L’écart décile (le quotient entre le salaire minimum et le salaire maximum) dans les pays industrialisés est de 1/100 ou 1/50. Tous les efforts des industriels et des syndicats visent à réduire ces écarts à 1/10, de préférence 1/4. On parle d’industries capitalistes où les actionnaires font 100, 50 ou 10 fois plus de profit que les travailleurs. En République Démocratique du Congo, on parle de travailleurs payés par l’État, qui reste le premier employeur, avec un écart décile de 1/210. C’est le destin que nous vivons sans broncher, entravant le développement de notre pays.
MDW a voulu faire un détour théorique avant de proposer des solutions pratiques. Le concret ne peut être atteint que par l’abstraction théorique. Cet armement théorique de Marx peut nous donner la force d’échapper à la misère dans laquelle nous nous sommes enfermés de manière consensuelle. Nous avons maintenu des rapports de production capitalistes alors que tout ce qui appartient au trésor commun nous appartient à tous.
« Dans la production sociale de leur être, les hommes entrent dans des rapports nécessaires, déterminés, indépendants de leur volonté, qui correspondent au degré défini de développement de leurs forces productives… » (Marx, Préface à la Critique de l’économie politique, 1859)
La grande pensée de Marx ici est que l’homme se crée lui-même. Il n’est pas naturel. Ce n’est pas une idée propre à Marx, elle vient des Lumières, on la retrouve aussi chez Rousseau. L’écart salarial est en effet de notre fait. Nous avons créé des êtres sociaux où certaines personnes pompent 210 fois plus d’argent que d’autres dans le même pot. Il faut donc affronter ces deux classes : les enseignants qui produisent plus qu’ils ne consomment (les enseignants sont responsables du développement des jeunes esprits), et les élus qui consomment plus qu’ils ne produisent. Les écarts salariaux sont en effet de notre fait – ils nous placent dans un rapport de production qui ne correspond tout simplement pas au niveau de production de notre pays, ici et maintenant. La concurrence pour le cobalt congolais, actuellement monopolisé par les suisses Glencore et China Molybdenum Corporation (CMOC), est vendue dans tous les pays où les véhicules électriques remplacent les véhicules à énergie fossile. Des dizaines de travailleurs de ces usines, en particulier des camionneurs, ont été contraints de subir une opération de la colonne vertébrale et ne sont pas sûrs de trouver du travail à leur sortie de l’hôpital. Les humains ont été réduits en haillons dans les mines de Kolwezi. Lorsque vous ne serez plus utile, l’entreprise vous licenciera sans autre forme de procédure. Des millions de dollars de l’exploitation du cobalt de Kolwezi vont au trésor congolais, avec un ratio de répartition de 1/210. Un enseignant qui ne retire que 100 dollars par mois est tout simplement en dessous du niveau de production de son pays.

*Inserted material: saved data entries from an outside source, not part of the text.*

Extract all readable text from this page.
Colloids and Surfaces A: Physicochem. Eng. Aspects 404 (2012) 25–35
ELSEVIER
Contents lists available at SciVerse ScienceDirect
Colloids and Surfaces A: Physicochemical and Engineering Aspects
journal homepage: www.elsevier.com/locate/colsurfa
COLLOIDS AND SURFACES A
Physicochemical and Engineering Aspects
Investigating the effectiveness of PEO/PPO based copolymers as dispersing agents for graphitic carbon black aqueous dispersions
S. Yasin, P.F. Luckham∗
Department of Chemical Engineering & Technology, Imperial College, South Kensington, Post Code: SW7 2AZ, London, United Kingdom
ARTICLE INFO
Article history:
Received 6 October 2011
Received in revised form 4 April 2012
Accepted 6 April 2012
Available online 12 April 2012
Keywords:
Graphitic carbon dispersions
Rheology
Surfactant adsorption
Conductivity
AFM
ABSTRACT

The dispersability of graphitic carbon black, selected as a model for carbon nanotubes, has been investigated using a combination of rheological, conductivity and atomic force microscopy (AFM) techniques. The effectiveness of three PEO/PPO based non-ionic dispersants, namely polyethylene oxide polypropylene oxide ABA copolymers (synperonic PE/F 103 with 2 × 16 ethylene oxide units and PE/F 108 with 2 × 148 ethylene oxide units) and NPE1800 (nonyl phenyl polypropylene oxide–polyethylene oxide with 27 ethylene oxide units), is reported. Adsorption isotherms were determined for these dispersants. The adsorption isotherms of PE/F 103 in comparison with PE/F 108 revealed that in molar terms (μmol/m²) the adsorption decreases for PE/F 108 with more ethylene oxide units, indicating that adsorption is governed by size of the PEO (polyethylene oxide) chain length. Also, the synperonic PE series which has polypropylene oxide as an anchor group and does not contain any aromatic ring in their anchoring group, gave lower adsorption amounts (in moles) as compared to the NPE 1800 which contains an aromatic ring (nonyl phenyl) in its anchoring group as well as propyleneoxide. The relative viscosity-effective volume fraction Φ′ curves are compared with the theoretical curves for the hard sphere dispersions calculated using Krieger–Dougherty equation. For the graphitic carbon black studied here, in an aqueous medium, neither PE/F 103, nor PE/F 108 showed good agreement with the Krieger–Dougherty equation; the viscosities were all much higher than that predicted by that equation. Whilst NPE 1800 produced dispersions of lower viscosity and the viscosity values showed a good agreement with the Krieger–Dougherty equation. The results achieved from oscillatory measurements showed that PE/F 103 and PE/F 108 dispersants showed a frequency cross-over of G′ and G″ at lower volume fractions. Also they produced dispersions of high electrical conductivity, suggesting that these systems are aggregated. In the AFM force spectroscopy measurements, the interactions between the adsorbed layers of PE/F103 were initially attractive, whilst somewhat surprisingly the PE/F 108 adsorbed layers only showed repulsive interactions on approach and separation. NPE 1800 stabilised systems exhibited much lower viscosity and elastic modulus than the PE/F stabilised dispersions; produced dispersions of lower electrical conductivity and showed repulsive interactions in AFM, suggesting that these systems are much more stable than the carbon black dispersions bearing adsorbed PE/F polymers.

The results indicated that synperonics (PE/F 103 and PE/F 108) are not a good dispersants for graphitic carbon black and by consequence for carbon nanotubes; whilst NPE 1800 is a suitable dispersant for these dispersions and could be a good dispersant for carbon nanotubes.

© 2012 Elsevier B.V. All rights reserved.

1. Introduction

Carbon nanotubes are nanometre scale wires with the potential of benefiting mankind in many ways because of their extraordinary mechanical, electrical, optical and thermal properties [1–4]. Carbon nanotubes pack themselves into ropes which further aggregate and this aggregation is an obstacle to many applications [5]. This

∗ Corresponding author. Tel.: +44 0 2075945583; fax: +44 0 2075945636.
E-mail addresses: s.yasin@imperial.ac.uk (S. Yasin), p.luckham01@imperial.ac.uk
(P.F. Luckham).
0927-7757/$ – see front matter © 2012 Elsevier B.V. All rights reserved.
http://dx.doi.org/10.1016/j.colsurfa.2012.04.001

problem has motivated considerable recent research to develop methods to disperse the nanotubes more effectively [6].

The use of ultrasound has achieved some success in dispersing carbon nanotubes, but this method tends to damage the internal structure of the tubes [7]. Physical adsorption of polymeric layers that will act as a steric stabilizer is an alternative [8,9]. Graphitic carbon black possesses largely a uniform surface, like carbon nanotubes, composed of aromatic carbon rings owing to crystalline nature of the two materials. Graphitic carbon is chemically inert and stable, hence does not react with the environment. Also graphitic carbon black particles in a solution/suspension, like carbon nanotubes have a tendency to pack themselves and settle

Le mot production n’est pas la même chose que la simple fabrication, « pro » implique avoir un but. Notre objectif est de rendre les congolais heureux. Si cet objectif est confisqué par une minorité, il faut à tout prix changer les rapports de production. Les Députés obtiennent 210 fois plus d’argent que les enseignants, ce qui est incroyable. Marx ne nous a pas demandé de tuer les représentants du peuple ou les membres du gouvernement qui protégeaient ce rapport de production frauduleux, mais il nous a demandé de changer les relations productives qui abusaient des enseignants et des autres personnes à faible revenu. Rapport de production modifié au lieu de guillotine. Comment cela peut-il être fait sans recourir à la violence ? La solution dans ce cas est de diviser par sept les salaires des députés et des sénateurs. La même opération sera répétée pour les plus hauts salaires de sorte que le plafond soit de 3000$ pour tous, pas plus. J’avoue qu’il sera impossible de le faire sans une certaine dose de violence.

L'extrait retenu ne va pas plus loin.